Filipovic David, Kana Omar, Marri Daniel, Bhattacharya Sudin
Institute for Quantitative Health Science & Engineering, East Lansing, MI, 48824, USA.
Department of Pharmacology & Toxicology, Michigan State University, East Lansing, MI, 48824, USA.
Curr Opin Toxicol. 2024 Jun;38. doi: 10.1016/j.cotox.2024.100475. Epub 2024 Mar 29.
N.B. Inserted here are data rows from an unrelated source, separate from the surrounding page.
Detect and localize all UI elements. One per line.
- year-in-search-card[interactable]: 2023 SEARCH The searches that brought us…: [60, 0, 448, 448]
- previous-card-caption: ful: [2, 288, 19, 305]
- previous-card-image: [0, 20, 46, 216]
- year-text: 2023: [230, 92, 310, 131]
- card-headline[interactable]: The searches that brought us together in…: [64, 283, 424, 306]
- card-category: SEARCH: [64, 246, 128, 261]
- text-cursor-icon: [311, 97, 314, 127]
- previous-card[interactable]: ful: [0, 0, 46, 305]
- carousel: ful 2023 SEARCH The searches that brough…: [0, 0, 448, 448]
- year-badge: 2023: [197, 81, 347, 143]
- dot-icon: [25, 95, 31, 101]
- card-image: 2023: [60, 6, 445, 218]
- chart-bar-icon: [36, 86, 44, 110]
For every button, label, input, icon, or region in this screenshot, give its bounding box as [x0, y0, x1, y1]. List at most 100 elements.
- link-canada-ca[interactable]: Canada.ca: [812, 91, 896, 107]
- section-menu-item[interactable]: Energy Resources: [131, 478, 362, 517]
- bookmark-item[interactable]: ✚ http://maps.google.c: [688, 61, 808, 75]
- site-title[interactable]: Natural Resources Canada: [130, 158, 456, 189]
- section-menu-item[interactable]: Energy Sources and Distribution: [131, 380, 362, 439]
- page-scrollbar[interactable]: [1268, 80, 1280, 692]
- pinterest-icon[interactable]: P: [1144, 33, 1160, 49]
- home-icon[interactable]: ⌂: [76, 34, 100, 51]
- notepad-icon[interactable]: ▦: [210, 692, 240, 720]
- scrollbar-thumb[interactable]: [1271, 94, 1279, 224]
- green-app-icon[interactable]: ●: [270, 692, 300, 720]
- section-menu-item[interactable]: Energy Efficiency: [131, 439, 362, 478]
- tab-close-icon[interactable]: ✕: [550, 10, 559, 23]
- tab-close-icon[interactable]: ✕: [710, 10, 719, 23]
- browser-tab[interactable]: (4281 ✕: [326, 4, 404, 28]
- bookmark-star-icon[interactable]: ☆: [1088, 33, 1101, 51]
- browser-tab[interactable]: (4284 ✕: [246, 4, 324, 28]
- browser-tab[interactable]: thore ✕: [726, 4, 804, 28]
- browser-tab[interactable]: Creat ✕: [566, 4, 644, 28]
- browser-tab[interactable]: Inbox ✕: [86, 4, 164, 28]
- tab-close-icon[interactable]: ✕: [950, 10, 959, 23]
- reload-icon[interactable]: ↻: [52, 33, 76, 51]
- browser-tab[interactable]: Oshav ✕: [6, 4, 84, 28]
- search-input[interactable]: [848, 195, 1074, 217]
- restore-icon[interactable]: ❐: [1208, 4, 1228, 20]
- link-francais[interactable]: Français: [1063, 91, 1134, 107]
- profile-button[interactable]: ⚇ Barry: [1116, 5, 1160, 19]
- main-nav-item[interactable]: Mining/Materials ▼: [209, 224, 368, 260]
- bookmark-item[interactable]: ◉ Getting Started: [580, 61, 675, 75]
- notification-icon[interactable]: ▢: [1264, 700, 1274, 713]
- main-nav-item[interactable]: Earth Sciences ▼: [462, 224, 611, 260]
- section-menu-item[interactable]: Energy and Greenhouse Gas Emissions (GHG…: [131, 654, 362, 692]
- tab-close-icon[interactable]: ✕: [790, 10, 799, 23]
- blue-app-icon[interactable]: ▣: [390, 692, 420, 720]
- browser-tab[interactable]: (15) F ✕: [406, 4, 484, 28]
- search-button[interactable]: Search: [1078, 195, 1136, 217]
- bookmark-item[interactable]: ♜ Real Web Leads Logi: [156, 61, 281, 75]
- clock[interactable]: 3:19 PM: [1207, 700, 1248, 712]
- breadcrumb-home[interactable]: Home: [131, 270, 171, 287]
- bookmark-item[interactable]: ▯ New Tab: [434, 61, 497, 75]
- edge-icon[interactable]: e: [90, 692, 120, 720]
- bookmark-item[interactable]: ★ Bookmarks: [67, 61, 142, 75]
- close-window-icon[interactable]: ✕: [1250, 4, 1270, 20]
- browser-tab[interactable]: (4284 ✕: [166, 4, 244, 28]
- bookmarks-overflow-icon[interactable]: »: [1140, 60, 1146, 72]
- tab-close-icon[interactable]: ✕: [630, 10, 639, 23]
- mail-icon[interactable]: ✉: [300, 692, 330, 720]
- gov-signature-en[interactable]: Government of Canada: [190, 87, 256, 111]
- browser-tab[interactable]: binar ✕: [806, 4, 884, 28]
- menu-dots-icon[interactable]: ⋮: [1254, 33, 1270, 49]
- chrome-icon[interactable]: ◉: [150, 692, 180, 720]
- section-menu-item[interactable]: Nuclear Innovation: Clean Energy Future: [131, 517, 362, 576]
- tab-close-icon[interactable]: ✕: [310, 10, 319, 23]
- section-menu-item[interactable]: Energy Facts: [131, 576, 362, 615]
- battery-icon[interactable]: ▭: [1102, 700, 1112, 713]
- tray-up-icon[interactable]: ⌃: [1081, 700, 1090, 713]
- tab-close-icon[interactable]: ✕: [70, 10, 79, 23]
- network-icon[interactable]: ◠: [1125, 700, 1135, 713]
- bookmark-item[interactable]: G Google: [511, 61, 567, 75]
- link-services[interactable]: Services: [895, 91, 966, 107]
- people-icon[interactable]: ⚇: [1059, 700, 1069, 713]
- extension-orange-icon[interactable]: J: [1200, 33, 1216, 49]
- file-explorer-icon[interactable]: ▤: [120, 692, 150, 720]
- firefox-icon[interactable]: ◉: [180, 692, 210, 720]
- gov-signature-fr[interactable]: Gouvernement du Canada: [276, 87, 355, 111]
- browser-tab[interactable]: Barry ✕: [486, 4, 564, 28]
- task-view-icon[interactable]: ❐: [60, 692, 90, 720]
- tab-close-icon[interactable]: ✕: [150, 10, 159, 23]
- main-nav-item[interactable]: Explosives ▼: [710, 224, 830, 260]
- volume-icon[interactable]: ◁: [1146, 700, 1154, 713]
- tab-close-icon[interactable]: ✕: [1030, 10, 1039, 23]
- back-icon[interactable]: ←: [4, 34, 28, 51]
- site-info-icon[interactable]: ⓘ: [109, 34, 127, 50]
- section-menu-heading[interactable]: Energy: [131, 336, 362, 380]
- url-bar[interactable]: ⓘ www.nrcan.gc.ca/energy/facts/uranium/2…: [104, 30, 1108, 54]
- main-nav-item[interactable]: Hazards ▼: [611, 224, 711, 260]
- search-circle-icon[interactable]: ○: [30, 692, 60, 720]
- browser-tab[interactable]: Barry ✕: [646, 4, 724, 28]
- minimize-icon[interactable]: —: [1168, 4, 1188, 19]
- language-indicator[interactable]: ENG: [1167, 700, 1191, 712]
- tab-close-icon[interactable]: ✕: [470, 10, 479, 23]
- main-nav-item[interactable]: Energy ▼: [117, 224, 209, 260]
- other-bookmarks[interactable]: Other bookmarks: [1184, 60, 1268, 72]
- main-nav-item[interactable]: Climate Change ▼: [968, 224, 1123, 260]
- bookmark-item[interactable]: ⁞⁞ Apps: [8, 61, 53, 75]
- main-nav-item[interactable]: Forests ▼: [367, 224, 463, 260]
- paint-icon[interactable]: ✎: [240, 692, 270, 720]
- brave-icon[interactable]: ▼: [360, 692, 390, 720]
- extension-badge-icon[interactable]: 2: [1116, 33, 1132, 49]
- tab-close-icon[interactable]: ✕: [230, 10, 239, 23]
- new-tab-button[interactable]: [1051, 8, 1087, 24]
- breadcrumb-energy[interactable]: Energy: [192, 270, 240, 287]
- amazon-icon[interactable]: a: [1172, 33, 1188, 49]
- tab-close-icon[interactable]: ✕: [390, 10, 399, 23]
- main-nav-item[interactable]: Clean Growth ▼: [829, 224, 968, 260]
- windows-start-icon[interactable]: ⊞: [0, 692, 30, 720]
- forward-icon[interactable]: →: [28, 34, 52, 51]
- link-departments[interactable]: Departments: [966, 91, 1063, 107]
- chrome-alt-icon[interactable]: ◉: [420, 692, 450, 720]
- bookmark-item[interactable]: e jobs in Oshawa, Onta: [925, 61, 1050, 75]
The application and analysis of single-cell transcriptomics in toxicology presents unique challenges. These include identifying cell sub-populations sensitive to perturbation; interpreting dynamic shifts in cell type proportions in response to chemical exposures; and performing differential expression analysis in dose-response studies spanning multiple treatment conditions. This review examines these challenges while presenting best practices for critical single cell analysis tasks. This covers areas such as cell type identification; analysis of differential cell type abundance; differential gene expression; and cellular trajectories. Towards enhancing the use of single-cell transcriptomics in toxicology, this review aims to address key challenges in this field and offer practical analytical solutions. Overall, applying appropriate bioinformatic techniques to single-cell transcriptomic data can yield valuable insights into cellular responses to toxic exposures.
单细胞转录组学在毒理学中的应用与分析面临着独特的挑战。这些挑战包括识别对扰动敏感的细胞亚群;解释化学暴露后细胞类型比例的动态变化;以及在跨越多种处理条件的剂量反应研究中进行差异表达分析。本综述在探讨这些挑战的同时,还介绍了关键单细胞分析任务的最佳实践。这涵盖了细胞类型识别、差异细胞类型丰度分析、差异基因表达分析以及细胞轨迹分析等领域。为了加强单细胞转录组学在毒理学中的应用,本综述旨在解决该领域的关键挑战并提供实用的分析解决方案。总体而言,将适当的生物信息学技术应用于单细胞转录组数据能够为细胞对毒性暴露的反应提供有价值的见解。